もう何年も人間のフリをしながら生きている
「自分には人間の生活というものが見当つかないのです。」
太宰治の人間失格の冒頭にある一文だが、ある日、この一文が自分にしっくりくるようになった。
それは、色とりどりのペットボトルのキャップが一人暮らしのわたしの部屋を埋め尽くした時だった。
人1人、それは大量なゴミを生み出すには十分な存在らしかった。一人暮らしを始めて一応やかんとお茶ポットは買ったけれど湯を沸かして茶を作るなどという芸当は私には到底わたしには無理だった。そうなるとどうなるか。大量のペットボトル飲料を買った。
するとなんだ、溜まる溜まる。ペットボトルの山だ。溜まる前に、ペットボトルの回収の日に合わせてまとめてゴミに出せばよかったのだけれど、わたしは決まったゴミの日にゴミを出すということも出来なかった。もうお気づきであろうが、私は部屋の片付けをすることが出来ない。
結果わたしの部屋にはペットボトルが至る所に溜まるのだった。冷蔵庫の上。レンジの上。ゴミ箱の蓋の上。ついには日頃使うテーブルの上にまでペットボトルの侵食が及んだ時、私はペットボトルを片そうと思うのだった。
片付けられないゴミ女の私だが、分別はするタイプのゴミ女だ。
ラベルとキャップを外し、それぞれを別の袋へ入れていく。しかし単純作業を続けていくうちにわたしは悲しい気分になる。
21世紀・・・まだこんなことをしているのかと。
小さな板で世界中の人とつながることの出来るこの時代に、
なにをわたしはこんな小さな部屋でペットボトルのラベルとキャップを外し続けているのかと。
馬鹿らしくなってキャップを地面に叩きつけたら勢い余って袋に入れていた、キャップも音を立てて全て転がった。
部屋一面のキャップを見て、「わたしは人間の生活に向いてないんだろうな」と思った。
規則正しく、色々なことをすることはすごい。
お風呂にちゃんと毎日入ること。これもすごい。
わたしは風呂には魔人がいると思っている。
魔人はずーっと入っているとぼーっとさせてくる。

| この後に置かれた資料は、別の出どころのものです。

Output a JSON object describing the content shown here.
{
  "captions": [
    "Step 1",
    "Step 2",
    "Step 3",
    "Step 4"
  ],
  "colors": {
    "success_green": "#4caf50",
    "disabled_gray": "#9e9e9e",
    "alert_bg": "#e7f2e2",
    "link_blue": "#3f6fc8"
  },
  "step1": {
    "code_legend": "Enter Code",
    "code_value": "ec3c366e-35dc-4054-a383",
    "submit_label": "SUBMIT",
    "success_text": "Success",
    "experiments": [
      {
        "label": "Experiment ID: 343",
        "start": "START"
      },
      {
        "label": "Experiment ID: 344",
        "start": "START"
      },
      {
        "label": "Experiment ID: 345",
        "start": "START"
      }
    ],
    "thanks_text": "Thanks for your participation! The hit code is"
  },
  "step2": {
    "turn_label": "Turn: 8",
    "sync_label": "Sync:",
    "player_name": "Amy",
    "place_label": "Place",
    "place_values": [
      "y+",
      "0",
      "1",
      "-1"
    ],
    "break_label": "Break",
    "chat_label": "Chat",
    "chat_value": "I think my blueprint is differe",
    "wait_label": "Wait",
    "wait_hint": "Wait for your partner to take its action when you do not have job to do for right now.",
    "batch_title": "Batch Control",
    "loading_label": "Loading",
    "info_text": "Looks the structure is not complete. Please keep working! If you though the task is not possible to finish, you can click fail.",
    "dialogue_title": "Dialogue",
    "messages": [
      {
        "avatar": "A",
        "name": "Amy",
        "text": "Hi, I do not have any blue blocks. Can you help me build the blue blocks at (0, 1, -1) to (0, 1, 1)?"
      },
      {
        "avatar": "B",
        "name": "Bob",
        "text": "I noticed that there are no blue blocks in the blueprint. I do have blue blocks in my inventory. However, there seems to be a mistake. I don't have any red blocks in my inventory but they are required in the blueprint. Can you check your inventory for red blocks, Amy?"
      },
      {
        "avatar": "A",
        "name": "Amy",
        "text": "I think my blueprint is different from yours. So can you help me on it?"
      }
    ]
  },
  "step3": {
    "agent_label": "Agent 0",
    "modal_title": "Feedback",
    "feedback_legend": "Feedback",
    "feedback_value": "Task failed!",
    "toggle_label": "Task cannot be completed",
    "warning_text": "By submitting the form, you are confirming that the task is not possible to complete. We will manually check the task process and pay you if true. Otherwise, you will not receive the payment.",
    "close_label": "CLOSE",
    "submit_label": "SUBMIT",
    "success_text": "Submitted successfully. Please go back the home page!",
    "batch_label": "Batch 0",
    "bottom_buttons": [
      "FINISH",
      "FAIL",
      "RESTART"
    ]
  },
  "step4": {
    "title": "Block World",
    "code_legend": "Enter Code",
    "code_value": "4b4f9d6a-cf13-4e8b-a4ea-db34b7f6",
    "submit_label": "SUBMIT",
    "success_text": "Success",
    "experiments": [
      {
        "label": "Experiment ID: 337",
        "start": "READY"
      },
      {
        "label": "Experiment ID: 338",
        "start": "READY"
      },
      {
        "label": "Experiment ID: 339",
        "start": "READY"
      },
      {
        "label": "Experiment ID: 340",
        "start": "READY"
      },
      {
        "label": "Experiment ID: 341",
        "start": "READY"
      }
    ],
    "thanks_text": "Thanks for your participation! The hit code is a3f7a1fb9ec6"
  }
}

そして、今後の不安とか嫌なこととか考えたくないことを耳元で囁いて、わたしを湯船の中にズブズブ引きずり込もうとしてくる。
“のぼせている”という一言でも済むのかもしれないけれど、私は魔人がいるのだと考えている。
ペットボトルは決められた日に出す。
お風呂に毎日入る。
決められた時間に仕事に行く。
寂しくなっても誰かに依存したりせず、ちゃんと1人でなんとかする。
そんな人間の生活が、
わたしには見当がつかない。
だから私は、人間の“フリ”をすることにした。
友人や職場の人間は、私のことを人間だと思っているが、実は私は人間ではない。
足は5本あるし、目は三つある。頭から2本触覚も出せる。
私は人間ではないので、人間が当たり前と思って日々していることは、私にとっては当たり前ではない。
当たり前じゃないことを、やったらどうするかって?
一つ一つ褒めてあげるのだ。
私は今日夕ご飯を作って偉かったし、お風呂にちゃんと入って偉かった。
人間のふりをしているので、仕事にはちゃんと化粧をしていくし、お風呂あがりにはいい匂いのするクリームをつける。いいにおいがして、爪がちゃんと綺麗に整っている私は、当たり前じゃないことをたくさん出来ているすごい子だ。
初対面の相手には気の強い人間のフリをする。
声は大きくて、ハッキリと物怖じせずに言葉を発する。
なんとなく気の強い人間のフリをしておいたほうが、自分の弱さを隠すことが出来るような気がするので、そういう人間のお面を被る。
辛い時にも、気の強い人間のフリをする。「こんなのは全然わたしにとって、なんの影響も持たない」と、たまに強がったり無理したりもしながら、ピンチを乗り切る。
家に帰って、自分の部屋に戻り淡麗グリーンラベルを片手にスマホをいじる。もう人間のフリをする必要は無いと思うと気が緩んで触覚が出る。
別に辛いことがあった訳じゃないし、傷ついているわけでもない。疲れているわけでもない。そう思っているのに、スマホをたどる指は、頼りたい相手の名前を探す。
お酒は飲みたいし、人には頼って生きていきたい。
私は人間じゃないから、仕方がないのだ。
これは疲れているわけでも病んでるわけでもなくて、日常を自分なりに生きやすくする技である。
人間のふりをしているわたしが人間になるためのリハビリ。
そんな日々をわたしは「リハビリ人生」と呼んでいる。